One of my requirements involve writing some of the information to a database (ie, execution time, size, URI, remote IP). For that reason I'm apprehensive about piping to a script and keeping a database connection open. So I'm leaning towards a nightly analysis.
Anyone using a setup like this in a production environment or have any thoughts?
I would recommand to don't use a pipe because foreach request you will lost a lot of time in apache to pipe to the script and wait the end of the script to free apache ressource. So, if for a reason, you database become very slow to do INSERT, you could have all apache threads/process to be waiting for your script to finish your job and can't be used to process new user request
You could try using mod-log-sql to log to a database on every request. My preference is to a something nightly when you have lower load, but it depends on how up to date you need the data.
There are several advantages to running log analysis as a nightly job if you don't require real-time update of data:
You have control of the load on the web server and the database server caused by the log analysis, ie. it is unaffected by traffic peaks. You can even move your log files off to a different server for analysis after they've been rotated, if you like. This is very useful if your app is running on multiple web servers.

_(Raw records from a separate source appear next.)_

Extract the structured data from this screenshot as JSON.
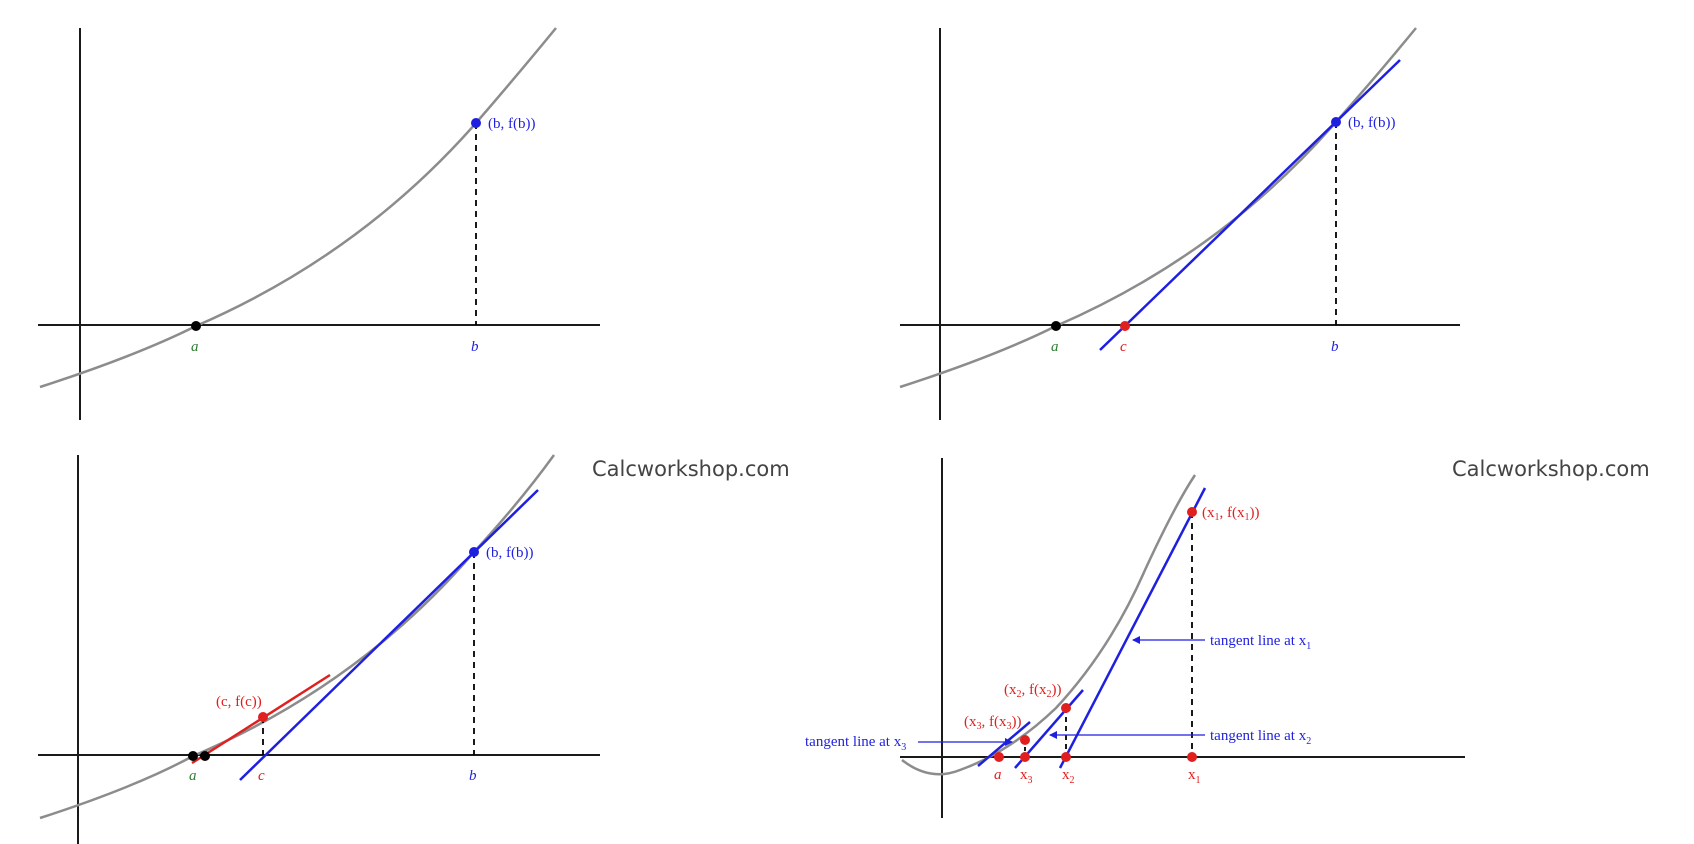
{
  "colors": {
    "axis": "#1a1a1a",
    "curve": "#8c8c8c",
    "blue": "#1f1fe0",
    "red": "#e01f1f",
    "green": "#2e7d32",
    "black": "#000000"
  },
  "watermark": {
    "left": "Calcworkshop.com",
    "right": "Calcworkshop.com"
  },
  "panel1": {
    "a": "a",
    "b": "b",
    "b_point": "(b, f(b))"
  },
  "panel2": {
    "a": "a",
    "b": "b",
    "c": "c",
    "b_point": "(b, f(b))"
  },
  "panel3": {
    "a": "a",
    "b": "b",
    "c": "c",
    "b_point": "(b, f(b))",
    "c_point": "(c, f(c))"
  },
  "panel4": {
    "a": "a",
    "x1": {
      "base": "x",
      "sub": "1"
    },
    "x2": {
      "base": "x",
      "sub": "2"
    },
    "x3": {
      "base": "x",
      "sub": "3"
    },
    "p1": {
      "open": "(x",
      "sub1": "1",
      "mid": ", f(x",
      "sub2": "1",
      "close": "))"
    },
    "p2": {
      "open": "(x",
      "sub1": "2",
      "mid": ", f(x",
      "sub2": "2",
      "close": "))"
    },
    "p3": {
      "open": "(x",
      "sub1": "3",
      "mid": ", f(x",
      "sub2": "3",
      "close": "))"
    },
    "tan1": {
      "text": "tangent line at x",
      "sub": "1"
    },
    "tan2": {
      "text": "tangent line at x",
      "sub": "2"
    },
    "tan3": {
      "text": "tangent line at x",
      "sub": "3"
    }
  }
}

You can perform aggregations on the data before inserting it to the database, if you require.
Several database engines support some kind of mass insertion which is much faster than inserting the same data one record at a time.
Error handling (bugs in your analysis code, unavailable database etc.) is simpler -- just rerun the same script on the relevant log data after the problem is fixed.
I'm sure there are others, depending on your requirements and hosting situation. Personally I wouldn't even consider piping from Apache unless real-time updates were an absolute must, and even then I would extract only what was needed in the piped script and handle everything else with a nightly job.
If you're in need of a close to real-time solution, you should consider using a message queue system (like ActiveMQ, for instance), and post messages to the queue through the Apache log pipe.